- Une étude suggère que la lumière nocturne perturbe le sommeil et les rythmes biologiques liés à Alzheimer.
- L'inflammation cérébrale semble également contribuer aux troubles du sommeil observés dans la maladie.
- Réduire l'exposition à la lumière la nuit pourrait favoriser une meilleure santé cérébrale.
Télévision, téléphone, lampadaire extérieur... Dormir avec une source de lumière à proximité peut-il nuire au cerveau vieillissant ? De nouvelles recherches menées par l'Université du Kentucky, aux Etats-Unis, suggèrent que l'exposition à la lumière pendant la nuit – même une lumière faible – pourrait perturber notre sommeil et nos rythmes biologiques. Un dérèglement qui pourrait bien avoir de potentielles répercussions sur l'évolution de la maladie d'Alzheimer. De plus en plus d’études montrent en effet que les troubles du sommeil ne sont pas seulement une conséquence de la pathologie : ils pourraient participer à son développement et à sa progression.
La lumière nocturne dans le viseur
Dans une première étude publiée dans la revue SLEEP, les chercheurs du Sanders-Brown Center on Aging ont évalué les effets d'une faible luminosité nocturne, comparable à celle provenant d'une télévision, d'un smartphone, d'un éclairage de couloir ou encore de lampadaires extérieurs. Les résultats montrent que cette exposition perturbe les rythmes circadiens, c'est-à-dire l'horloge biologique qui régule notamment l'alternance veille-sommeil. Les animaux exposés présentaient des rythmes quotidiens moins stables et davantage fragmentés. Chez les modèles atteints de la maladie d'Alzheimer, cette lumière nocturne était également associée à une légère augmentation des dépôts amyloïdes (caractéristiques de la maladie neurodégénérative), ainsi qu'à une modification de l'activité des microglies, les cellules immunitaires du cerveau.
"Ces études examinent pourquoi le sommeil et les rythmes biologiques quotidiens se perturbent dans la maladie d'Alzheimer, et si ces perturbations sont influencées à la fois par l'environnement extérieur et par l'inflammation à l'intérieur du cerveau", explique Adam Bachstetter, auteur principal de l'étude, dans un communiqué.
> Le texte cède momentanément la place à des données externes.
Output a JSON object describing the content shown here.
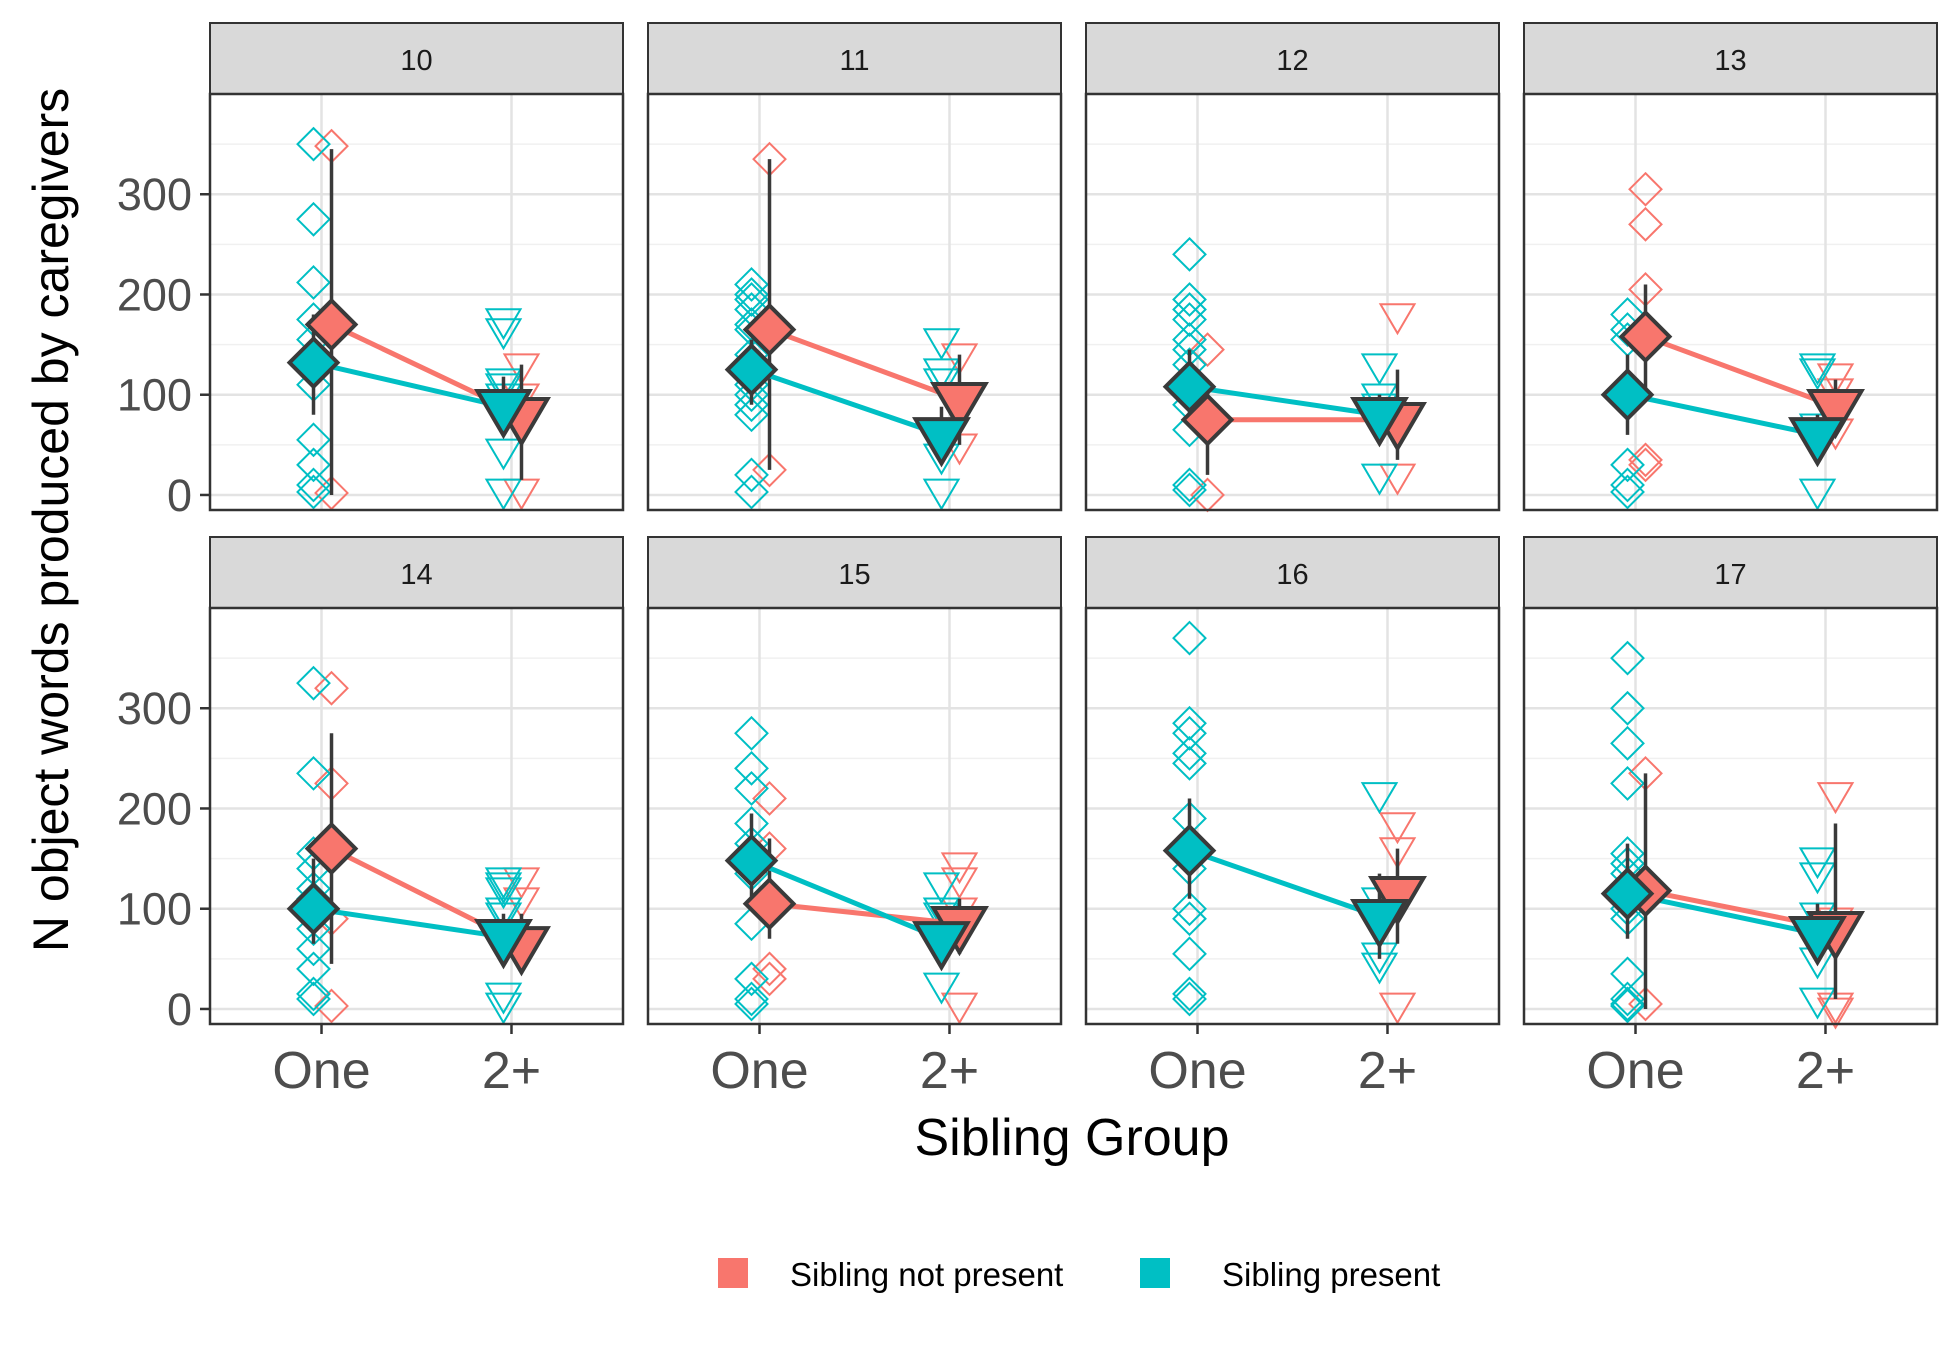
{
  "chart_data": {
    "type": "scatter",
    "xlabel": "Sibling Group",
    "ylabel": "N object words produced by caregivers",
    "categories": [
      "One",
      "2+"
    ],
    "yticks": [
      0,
      100,
      200,
      300
    ],
    "ylim": [
      -15,
      400
    ],
    "grid": true,
    "legend_position": "bottom",
    "legend": [
      {
        "name": "Sibling not present",
        "color": "#F8766D"
      },
      {
        "name": "Sibling present",
        "color": "#00BFC4"
      }
    ],
    "facets": [
      {
        "label": "10",
        "raw": {
          "not_present": {
            "One": [
              348,
              2
            ],
            "2+": [
              130,
              100,
              5
            ]
          },
          "present": {
            "One": [
              350,
              275,
              212,
              175,
              155,
              110,
              55,
              30,
              10,
              3
            ],
            "2+": [
              175,
              165,
              115,
              110,
              100,
              45,
              5
            ]
          }
        },
        "means": {
          "not_present": [
            170,
            80
          ],
          "present": [
            132,
            88
          ]
        },
        "errorbars": {
          "not_present": [
            [
              0,
              345
            ],
            [
              15,
              130
            ]
          ],
          "present": [
            [
              80,
              180
            ],
            [
              60,
              118
            ]
          ]
        }
      },
      {
        "label": "11",
        "raw": {
          "not_present": {
            "One": [
              335,
              25
            ],
            "2+": [
              140,
              50
            ]
          },
          "present": {
            "One": [
              210,
              200,
              195,
              185,
              170,
              165,
              140,
              110,
              100,
              90,
              80,
              20,
              3
            ],
            "2+": [
              155,
              125,
              115,
              40,
              5
            ]
          }
        },
        "means": {
          "not_present": [
            165,
            95
          ],
          "present": [
            125,
            60
          ]
        },
        "errorbars": {
          "not_present": [
            [
              25,
              335
            ],
            [
              50,
              140
            ]
          ],
          "present": [
            [
              90,
              155
            ],
            [
              35,
              88
            ]
          ]
        }
      },
      {
        "label": "12",
        "raw": {
          "not_present": {
            "One": [
              145,
              0
            ],
            "2+": [
              180,
              20
            ]
          },
          "present": {
            "One": [
              240,
              195,
              185,
              175,
              155,
              145,
              130,
              105,
              90,
              65,
              10,
              5
            ],
            "2+": [
              130,
              100,
              90,
              20
            ]
          }
        },
        "means": {
          "not_present": [
            75,
            75
          ],
          "present": [
            108,
            80
          ]
        },
        "errorbars": {
          "not_present": [
            [
              20,
              110
            ],
            [
              35,
              125
            ]
          ],
          "present": [
            [
              80,
              145
            ],
            [
              55,
              100
            ]
          ]
        }
      },
      {
        "label": "13",
        "raw": {
          "not_present": {
            "One": [
              305,
              270,
              205,
              35,
              30
            ],
            "2+": [
              120,
              105,
              65
            ]
          },
          "present": {
            "One": [
              180,
              165,
              155,
              30,
              10,
              3
            ],
            "2+": [
              130,
              125,
              70,
              5
            ]
          }
        },
        "means": {
          "not_present": [
            158,
            88
          ],
          "present": [
            100,
            60
          ]
        },
        "errorbars": {
          "not_present": [
            [
              100,
              210
            ],
            [
              70,
              115
            ]
          ],
          "present": [
            [
              60,
              140
            ],
            [
              45,
              80
            ]
          ]
        }
      },
      {
        "label": "14",
        "raw": {
          "not_present": {
            "One": [
              320,
              225,
              90,
              3
            ],
            "2+": [
              130,
              110,
              60
            ]
          },
          "present": {
            "One": [
              325,
              235,
              155,
              140,
              120,
              110,
              95,
              80,
              60,
              40,
              15,
              10
            ],
            "2+": [
              130,
              125,
              120,
              100,
              95,
              75,
              15,
              5
            ]
          }
        },
        "means": {
          "not_present": [
            160,
            65
          ],
          "present": [
            100,
            72
          ]
        },
        "errorbars": {
          "not_present": [
            [
              45,
              275
            ],
            [
              50,
              95
            ]
          ],
          "present": [
            [
              65,
              150
            ],
            [
              55,
              95
            ]
          ]
        }
      },
      {
        "label": "15",
        "raw": {
          "not_present": {
            "One": [
              210,
              160,
              40,
              30
            ],
            "2+": [
              145,
              130,
              100,
              5
            ]
          },
          "present": {
            "One": [
              275,
              240,
              220,
              185,
              165,
              135,
              85,
              30,
              10,
              5
            ],
            "2+": [
              125,
              100,
              95,
              25
            ]
          }
        },
        "means": {
          "not_present": [
            105,
            85
          ],
          "present": [
            148,
            70
          ]
        },
        "errorbars": {
          "not_present": [
            [
              70,
              170
            ],
            [
              55,
              110
            ]
          ],
          "present": [
            [
              100,
              195
            ],
            [
              55,
              95
            ]
          ]
        }
      },
      {
        "label": "16",
        "raw": {
          "not_present": {
            "One": [],
            "2+": [
              185,
              160,
              5
            ]
          },
          "present": {
            "One": [
              370,
              285,
              275,
              255,
              245,
              190,
              165,
              140,
              100,
              90,
              55,
              15,
              10
            ],
            "2+": [
              215,
              110,
              55,
              45
            ]
          }
        },
        "means": {
          "not_present": [
            null,
            115
          ],
          "present": [
            158,
            92
          ]
        },
        "errorbars": {
          "not_present": [
            null,
            [
              65,
              160
            ]
          ],
          "present": [
            [
              110,
              210
            ],
            [
              50,
              135
            ]
          ]
        }
      },
      {
        "label": "17",
        "raw": {
          "not_present": {
            "One": [
              235,
              5
            ],
            "2+": [
              215,
              90,
              5,
              0
            ]
          },
          "present": {
            "One": [
              350,
              300,
              265,
              225,
              155,
              145,
              135,
              120,
              100,
              90,
              35,
              10,
              5,
              3
            ],
            "2+": [
              150,
              135,
              95,
              50,
              10
            ]
          }
        },
        "means": {
          "not_present": [
            118,
            80
          ],
          "present": [
            115,
            75
          ]
        },
        "errorbars": {
          "not_present": [
            [
              0,
              235
            ],
            [
              10,
              185
            ]
          ],
          "present": [
            [
              70,
              165
            ],
            [
              50,
              105
            ]
          ]
        }
      }
    ]
  }
}
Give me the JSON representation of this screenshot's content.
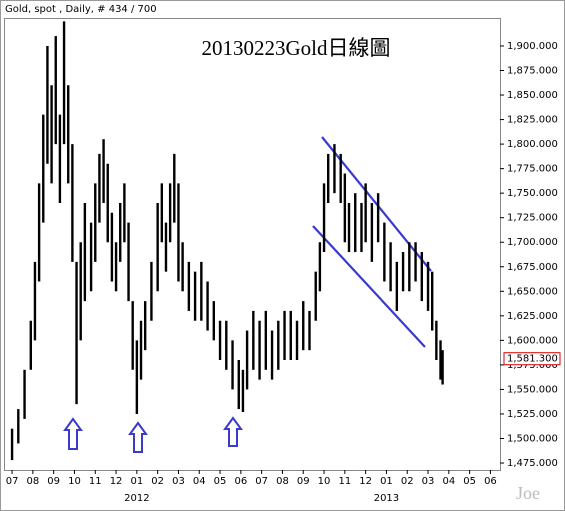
{
  "chart_data": {
    "type": "hilo",
    "header": "Gold, spot , Daily, # 434 / 700",
    "title": "20130223Gold日線圖",
    "watermark": "Joe",
    "color": "#000000",
    "x": [
      0.0,
      0.3,
      0.6,
      0.9,
      1.1,
      1.3,
      1.5,
      1.7,
      1.9,
      2.1,
      2.3,
      2.5,
      2.7,
      2.9,
      3.1,
      3.3,
      3.5,
      3.8,
      4.0,
      4.2,
      4.4,
      4.6,
      4.8,
      5.0,
      5.2,
      5.4,
      5.6,
      5.8,
      6.0,
      6.2,
      6.4,
      6.7,
      7.0,
      7.2,
      7.4,
      7.6,
      7.8,
      8.0,
      8.2,
      8.5,
      8.8,
      9.1,
      9.4,
      9.7,
      10.0,
      10.3,
      10.6,
      10.9,
      11.1,
      11.3,
      11.6,
      11.9,
      12.2,
      12.5,
      12.8,
      13.1,
      13.4,
      13.7,
      14.0,
      14.3,
      14.6,
      14.8,
      15.0,
      15.2,
      15.5,
      15.8,
      16.0,
      16.2,
      16.5,
      16.8,
      17.0,
      17.3,
      17.6,
      17.9,
      18.2,
      18.5,
      18.8,
      19.1,
      19.4,
      19.7,
      20.0,
      20.2,
      20.4,
      20.6,
      20.7
    ],
    "high": [
      1510,
      1530,
      1570,
      1620,
      1680,
      1760,
      1830,
      1900,
      1860,
      1910,
      1830,
      1925,
      1860,
      1800,
      1680,
      1700,
      1740,
      1720,
      1760,
      1790,
      1805,
      1780,
      1730,
      1700,
      1740,
      1760,
      1720,
      1640,
      1600,
      1620,
      1640,
      1680,
      1740,
      1760,
      1720,
      1760,
      1790,
      1760,
      1700,
      1680,
      1670,
      1680,
      1660,
      1640,
      1620,
      1620,
      1600,
      1580,
      1570,
      1610,
      1630,
      1620,
      1630,
      1610,
      1620,
      1630,
      1630,
      1620,
      1640,
      1630,
      1670,
      1700,
      1760,
      1790,
      1800,
      1790,
      1770,
      1740,
      1750,
      1740,
      1760,
      1740,
      1750,
      1720,
      1700,
      1680,
      1690,
      1700,
      1700,
      1690,
      1680,
      1670,
      1620,
      1600,
      1590
    ],
    "low": [
      1478,
      1495,
      1520,
      1570,
      1600,
      1660,
      1720,
      1780,
      1760,
      1800,
      1740,
      1800,
      1760,
      1680,
      1535,
      1600,
      1640,
      1650,
      1680,
      1720,
      1740,
      1700,
      1660,
      1650,
      1680,
      1700,
      1640,
      1570,
      1525,
      1560,
      1590,
      1620,
      1650,
      1700,
      1670,
      1700,
      1720,
      1660,
      1650,
      1630,
      1620,
      1620,
      1610,
      1600,
      1580,
      1570,
      1550,
      1530,
      1527,
      1550,
      1570,
      1560,
      1570,
      1560,
      1570,
      1580,
      1580,
      1580,
      1590,
      1590,
      1620,
      1650,
      1690,
      1740,
      1750,
      1740,
      1700,
      1690,
      1690,
      1690,
      1700,
      1680,
      1700,
      1660,
      1650,
      1630,
      1650,
      1650,
      1660,
      1640,
      1630,
      1610,
      1580,
      1560,
      1555
    ],
    "last_value": {
      "value": 1581.3,
      "label": "1,581.300"
    },
    "xlim": [
      -0.34,
      23.46
    ],
    "xticks": [
      {
        "value": 0,
        "label": "07"
      },
      {
        "value": 1,
        "label": "08"
      },
      {
        "value": 2,
        "label": "09"
      },
      {
        "value": 3,
        "label": "10"
      },
      {
        "value": 4,
        "label": "11"
      },
      {
        "value": 5,
        "label": "12"
      },
      {
        "value": 6,
        "label": "01"
      },
      {
        "value": 7,
        "label": "02"
      },
      {
        "value": 8,
        "label": "03"
      },
      {
        "value": 9,
        "label": "04"
      },
      {
        "value": 10,
        "label": "05"
      },
      {
        "value": 11,
        "label": "06"
      },
      {
        "value": 12,
        "label": "07"
      },
      {
        "value": 13,
        "label": "08"
      },
      {
        "value": 14,
        "label": "09"
      },
      {
        "value": 15,
        "label": "10"
      },
      {
        "value": 16,
        "label": "11"
      },
      {
        "value": 17,
        "label": "12"
      },
      {
        "value": 18,
        "label": "01"
      },
      {
        "value": 19,
        "label": "02"
      },
      {
        "value": 20,
        "label": "03"
      },
      {
        "value": 21,
        "label": "04"
      },
      {
        "value": 22,
        "label": "05"
      },
      {
        "value": 23,
        "label": "06"
      }
    ],
    "years": [
      {
        "value": 6,
        "label": "2012"
      },
      {
        "value": 18,
        "label": "2013"
      }
    ],
    "ylim": [
      1467.9,
      1928.5
    ],
    "yticks": [
      {
        "value": 1475,
        "label": "1,475.000"
      },
      {
        "value": 1500,
        "label": "1,500.000"
      },
      {
        "value": 1525,
        "label": "1,525.000"
      },
      {
        "value": 1550,
        "label": "1,550.000"
      },
      {
        "value": 1575,
        "label": "1,575.000"
      },
      {
        "value": 1600,
        "label": "1,600.000"
      },
      {
        "value": 1625,
        "label": "1,625.000"
      },
      {
        "value": 1650,
        "label": "1,650.000"
      },
      {
        "value": 1675,
        "label": "1,675.000"
      },
      {
        "value": 1700,
        "label": "1,700.000"
      },
      {
        "value": 1725,
        "label": "1,725.000"
      },
      {
        "value": 1750,
        "label": "1,750.000"
      },
      {
        "value": 1775,
        "label": "1,775.000"
      },
      {
        "value": 1800,
        "label": "1,800.000"
      },
      {
        "value": 1825,
        "label": "1,825.000"
      },
      {
        "value": 1850,
        "label": "1,850.000"
      },
      {
        "value": 1875,
        "label": "1,875.000"
      },
      {
        "value": 1900,
        "label": "1,900.000"
      }
    ]
  }
}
L'inflammation cérébrale, un acteur clé du mauvais sommeil
La seconde étude, publiée dans la revue Alzheimer's & Dementia, s'est intéressée au rôle de l'inflammation cérébrale dans les troubles du sommeil liés à la maladie. Les scientifiques ont observé que les perturbations du sommeil et des rythmes circadiens apparaissaient dès le milieu de la vie, avant même l'apparition de déficits importants de mémoire. Ils ont ensuite testé une molécule expérimentale, baptisée MW151, conçue pour réduire certains signaux inflammatoires excessifs produits par les cellules gliales du cerveau. Résultat : le traitement a permis d'améliorer le sommeil et de restaurer des rythmes quotidiens plus normaux, sans pour autant diminuer les dépôts amyloïdes.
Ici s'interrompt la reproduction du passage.